In der Stadt Schaffhausen wird am 25. November über die Volksinitiative «Zum Erwerb und dauerhaften Schutz des historischen Klostergevierts» abgestimmt. Wie geht es dann damit weiter?

Der Kanton Schaffhausen plant den Neubau des Polizei- und Sicherheitszentrums (PSZ) sowie des Schifffahrts- und Strassenverkehrsamtes beim Fussballstadion im Herblingertal. Am 10. Juni kamen die zwei Vorlagen an die Urne. Mit 60,6 Prozent hat die kantonale Stimmbevölkerung Ja zum Kredit von 93 Millionen Franken für das PSZ gesagt. Weniger deutlich fiel die Zustimmung zum zweiten Projekt aus: Die Kreditvorlage über 12 Millionen Franken für das Strassenverkehrs- und Schifffahrts­amt fand bei 55,2 Prozent der Stimmenden Annahme. Damit ziehen die Schaffhauser Polizei, die Staatsanwaltschaft und das kantonale Gefängnis von ihrem heutigen Standort im Klosterviertel in der Altstadt ins Herblingertal.

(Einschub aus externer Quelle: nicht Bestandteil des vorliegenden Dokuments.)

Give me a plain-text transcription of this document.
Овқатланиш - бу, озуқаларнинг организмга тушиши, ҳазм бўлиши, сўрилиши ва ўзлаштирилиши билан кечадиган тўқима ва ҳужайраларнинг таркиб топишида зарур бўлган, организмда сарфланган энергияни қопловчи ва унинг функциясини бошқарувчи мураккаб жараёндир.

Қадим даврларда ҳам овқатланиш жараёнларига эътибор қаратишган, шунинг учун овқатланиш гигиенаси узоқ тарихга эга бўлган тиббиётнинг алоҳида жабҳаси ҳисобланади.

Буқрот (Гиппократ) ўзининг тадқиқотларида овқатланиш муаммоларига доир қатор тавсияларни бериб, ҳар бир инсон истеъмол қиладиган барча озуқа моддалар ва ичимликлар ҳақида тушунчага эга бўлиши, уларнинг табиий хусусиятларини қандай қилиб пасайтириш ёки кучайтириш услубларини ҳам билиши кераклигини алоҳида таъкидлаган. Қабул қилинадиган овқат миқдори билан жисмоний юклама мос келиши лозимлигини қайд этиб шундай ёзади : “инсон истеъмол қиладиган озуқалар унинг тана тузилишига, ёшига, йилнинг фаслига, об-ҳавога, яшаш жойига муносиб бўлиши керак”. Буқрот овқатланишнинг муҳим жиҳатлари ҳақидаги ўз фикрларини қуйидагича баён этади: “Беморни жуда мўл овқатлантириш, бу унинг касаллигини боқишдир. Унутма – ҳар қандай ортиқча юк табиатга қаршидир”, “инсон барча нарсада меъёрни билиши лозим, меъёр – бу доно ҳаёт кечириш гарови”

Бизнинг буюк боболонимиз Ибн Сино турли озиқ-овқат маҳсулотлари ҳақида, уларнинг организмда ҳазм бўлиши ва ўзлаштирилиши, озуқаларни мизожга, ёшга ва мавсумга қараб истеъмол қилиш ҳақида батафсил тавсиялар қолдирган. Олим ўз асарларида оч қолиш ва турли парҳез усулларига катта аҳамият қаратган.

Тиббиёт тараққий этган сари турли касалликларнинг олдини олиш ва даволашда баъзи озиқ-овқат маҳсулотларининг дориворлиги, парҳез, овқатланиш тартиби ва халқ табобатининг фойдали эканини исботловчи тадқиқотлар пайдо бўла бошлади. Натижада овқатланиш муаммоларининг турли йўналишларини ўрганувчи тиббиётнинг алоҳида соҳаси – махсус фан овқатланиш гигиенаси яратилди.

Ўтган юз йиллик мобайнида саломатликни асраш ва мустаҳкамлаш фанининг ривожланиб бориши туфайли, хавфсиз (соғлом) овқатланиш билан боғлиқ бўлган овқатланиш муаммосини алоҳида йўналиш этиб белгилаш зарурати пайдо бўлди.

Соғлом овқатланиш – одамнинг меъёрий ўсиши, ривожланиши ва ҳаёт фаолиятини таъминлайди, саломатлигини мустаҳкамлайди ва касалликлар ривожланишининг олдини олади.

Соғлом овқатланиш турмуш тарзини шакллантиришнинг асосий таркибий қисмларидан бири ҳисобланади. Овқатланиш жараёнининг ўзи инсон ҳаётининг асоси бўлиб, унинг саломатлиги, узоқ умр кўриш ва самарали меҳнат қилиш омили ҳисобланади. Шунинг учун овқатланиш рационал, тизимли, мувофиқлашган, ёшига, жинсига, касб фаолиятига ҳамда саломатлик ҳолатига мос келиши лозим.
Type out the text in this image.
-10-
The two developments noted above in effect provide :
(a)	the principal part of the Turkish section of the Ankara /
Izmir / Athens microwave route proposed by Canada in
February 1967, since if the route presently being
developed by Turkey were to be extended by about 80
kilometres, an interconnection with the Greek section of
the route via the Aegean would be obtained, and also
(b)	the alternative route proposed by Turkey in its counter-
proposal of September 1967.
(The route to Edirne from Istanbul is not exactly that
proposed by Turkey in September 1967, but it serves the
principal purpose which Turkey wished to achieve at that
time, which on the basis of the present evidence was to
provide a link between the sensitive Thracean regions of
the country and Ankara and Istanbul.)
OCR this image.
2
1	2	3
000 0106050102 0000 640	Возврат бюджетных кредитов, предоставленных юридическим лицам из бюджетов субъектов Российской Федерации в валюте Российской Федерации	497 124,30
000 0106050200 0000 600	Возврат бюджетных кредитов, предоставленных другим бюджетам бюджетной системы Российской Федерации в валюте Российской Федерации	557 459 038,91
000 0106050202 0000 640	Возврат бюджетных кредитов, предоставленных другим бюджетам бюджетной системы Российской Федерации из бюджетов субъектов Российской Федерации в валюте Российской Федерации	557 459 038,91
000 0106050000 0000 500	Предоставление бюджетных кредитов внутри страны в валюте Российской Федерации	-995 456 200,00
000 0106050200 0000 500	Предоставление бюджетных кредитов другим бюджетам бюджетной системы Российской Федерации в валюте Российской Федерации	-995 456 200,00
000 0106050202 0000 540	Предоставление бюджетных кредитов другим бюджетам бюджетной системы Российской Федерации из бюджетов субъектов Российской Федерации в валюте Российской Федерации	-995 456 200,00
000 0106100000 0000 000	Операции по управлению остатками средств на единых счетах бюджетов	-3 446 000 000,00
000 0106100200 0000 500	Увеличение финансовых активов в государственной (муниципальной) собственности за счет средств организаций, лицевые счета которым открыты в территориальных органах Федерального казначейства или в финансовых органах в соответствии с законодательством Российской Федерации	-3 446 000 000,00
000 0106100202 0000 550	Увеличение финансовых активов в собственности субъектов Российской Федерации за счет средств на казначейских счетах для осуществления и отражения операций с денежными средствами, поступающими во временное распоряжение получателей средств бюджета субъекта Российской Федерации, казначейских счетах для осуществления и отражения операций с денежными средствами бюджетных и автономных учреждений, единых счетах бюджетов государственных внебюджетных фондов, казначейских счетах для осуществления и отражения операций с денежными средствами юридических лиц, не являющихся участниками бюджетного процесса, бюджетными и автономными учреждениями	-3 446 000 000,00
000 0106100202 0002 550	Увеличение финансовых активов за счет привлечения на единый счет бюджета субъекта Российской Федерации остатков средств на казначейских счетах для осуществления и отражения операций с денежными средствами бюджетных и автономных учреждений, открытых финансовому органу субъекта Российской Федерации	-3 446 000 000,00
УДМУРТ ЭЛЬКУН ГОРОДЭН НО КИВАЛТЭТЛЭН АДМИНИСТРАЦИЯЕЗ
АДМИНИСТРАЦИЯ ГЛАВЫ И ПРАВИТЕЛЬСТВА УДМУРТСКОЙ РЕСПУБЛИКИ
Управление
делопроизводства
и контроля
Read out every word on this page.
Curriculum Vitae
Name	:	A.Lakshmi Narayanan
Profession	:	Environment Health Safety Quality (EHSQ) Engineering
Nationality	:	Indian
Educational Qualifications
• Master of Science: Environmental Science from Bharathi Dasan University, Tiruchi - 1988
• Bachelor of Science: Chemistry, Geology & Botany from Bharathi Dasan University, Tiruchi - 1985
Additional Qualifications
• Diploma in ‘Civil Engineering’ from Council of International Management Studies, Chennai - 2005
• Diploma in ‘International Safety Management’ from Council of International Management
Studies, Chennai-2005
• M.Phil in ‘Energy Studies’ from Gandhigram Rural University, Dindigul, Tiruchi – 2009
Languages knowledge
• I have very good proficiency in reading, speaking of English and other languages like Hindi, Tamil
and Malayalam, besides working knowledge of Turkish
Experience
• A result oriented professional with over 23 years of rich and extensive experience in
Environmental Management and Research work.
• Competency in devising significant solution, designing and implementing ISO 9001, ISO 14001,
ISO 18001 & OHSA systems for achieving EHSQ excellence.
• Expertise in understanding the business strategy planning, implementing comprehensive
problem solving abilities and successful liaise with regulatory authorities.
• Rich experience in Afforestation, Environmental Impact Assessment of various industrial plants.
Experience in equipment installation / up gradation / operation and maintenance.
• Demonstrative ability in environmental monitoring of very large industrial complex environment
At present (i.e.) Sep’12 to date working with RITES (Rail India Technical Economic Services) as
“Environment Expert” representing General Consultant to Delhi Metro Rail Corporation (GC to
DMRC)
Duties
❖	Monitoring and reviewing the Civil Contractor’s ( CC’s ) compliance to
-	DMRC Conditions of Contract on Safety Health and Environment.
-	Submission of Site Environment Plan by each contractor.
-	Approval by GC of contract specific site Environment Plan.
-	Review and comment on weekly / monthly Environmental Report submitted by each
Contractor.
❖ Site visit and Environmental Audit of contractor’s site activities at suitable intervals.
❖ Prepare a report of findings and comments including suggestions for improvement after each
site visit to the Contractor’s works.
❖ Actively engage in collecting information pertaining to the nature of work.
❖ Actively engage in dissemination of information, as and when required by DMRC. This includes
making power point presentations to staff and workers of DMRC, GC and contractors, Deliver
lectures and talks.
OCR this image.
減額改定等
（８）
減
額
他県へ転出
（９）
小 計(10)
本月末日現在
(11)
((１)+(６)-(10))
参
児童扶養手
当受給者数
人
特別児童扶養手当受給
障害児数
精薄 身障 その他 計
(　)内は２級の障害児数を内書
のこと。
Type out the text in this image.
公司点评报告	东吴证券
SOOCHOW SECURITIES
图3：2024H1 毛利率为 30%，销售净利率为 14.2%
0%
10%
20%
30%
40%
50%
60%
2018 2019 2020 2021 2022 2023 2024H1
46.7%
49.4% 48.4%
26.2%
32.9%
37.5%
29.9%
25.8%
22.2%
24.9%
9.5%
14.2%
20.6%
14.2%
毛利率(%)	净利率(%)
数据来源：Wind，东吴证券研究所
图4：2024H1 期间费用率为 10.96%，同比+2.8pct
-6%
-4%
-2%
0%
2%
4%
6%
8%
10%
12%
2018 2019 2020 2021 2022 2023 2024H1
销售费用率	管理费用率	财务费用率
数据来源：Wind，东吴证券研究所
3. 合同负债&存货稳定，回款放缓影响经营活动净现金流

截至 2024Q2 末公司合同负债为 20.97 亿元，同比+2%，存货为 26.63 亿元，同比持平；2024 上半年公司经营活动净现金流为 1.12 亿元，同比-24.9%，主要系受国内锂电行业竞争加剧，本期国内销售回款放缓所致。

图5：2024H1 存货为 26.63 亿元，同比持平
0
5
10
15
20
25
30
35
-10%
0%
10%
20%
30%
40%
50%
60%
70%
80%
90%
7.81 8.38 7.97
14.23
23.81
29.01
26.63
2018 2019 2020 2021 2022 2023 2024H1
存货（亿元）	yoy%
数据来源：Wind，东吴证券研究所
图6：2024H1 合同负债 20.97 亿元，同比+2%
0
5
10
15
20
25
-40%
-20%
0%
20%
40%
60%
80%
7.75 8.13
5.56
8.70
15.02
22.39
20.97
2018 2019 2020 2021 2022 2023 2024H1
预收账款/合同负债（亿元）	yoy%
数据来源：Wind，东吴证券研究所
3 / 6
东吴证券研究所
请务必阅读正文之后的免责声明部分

Der Umzug ist für 2024 vorgesehen. Somit wird das Klosterviertel, das dem Kanton gehört, frei und kann neu genutzt werden.

Die Alternative Liste Schaffhausen (AL) hatte dazu schon vor der Abstimmung, am 6. Februar, eine Initiative mit 642 gültigen Unterschriften eingereicht. Die Volksini­tiative «Zum Erwerb und dauerhaften Schutz des historischen Klostergevierts» kommt nun am 25. November in der Stadt Schaffhausen zur Abstimmung. Sie verlangt, dass sich die Stadt zum Ziel setzt, das historische Klosterviertel vom Kanton zu erwerben und als Eigentümerin in ihrer Hand zu behalten. Zu diesem Zweck soll der Stadtrat Verkaufsverhandlungen mit dem Kanton aufnehmen und den Kaufvertrag schliesslich dem Grossen Stadtrat unterbreiten.

Teilweise Neubau möglich

Das Klosterviertel, das sich zwischen Regierungsgebäude und Kammgarn-Westflügel befindet, ist rund 8100 Quadratmeter gross. Ein Teil der Gebäude ist denkmalgeschützt, andere könnten durch Neubauten ersetzt werden. In der Vorlage zum Polizei- und Sicherheitszentrum unterscheidet der Regierungsrat drei Teile mit unterschiedlichem Status: 1) Die historische Häuserzeile beim Fundbüro der Schaffhauser Polizei ist schutzwürdig und auf jeden Fall zu erhalten. 2) Das Gebäude des kantonalen Gefängnisses hat zwar eine gewisse historische Bedeutung. Dennoch heisst es in der Vorlage, das Gefängnis könnte rückgebaut werden, «falls dadurch eine substanziell verbesserte Gesamtlösung ermöglicht wird». 3) Klar für einen Abbruch zur Disposition stehen die Gebäude der Polizei und des Strassenverkehrsamts, die rund um ­einen Hof angeordnet sind.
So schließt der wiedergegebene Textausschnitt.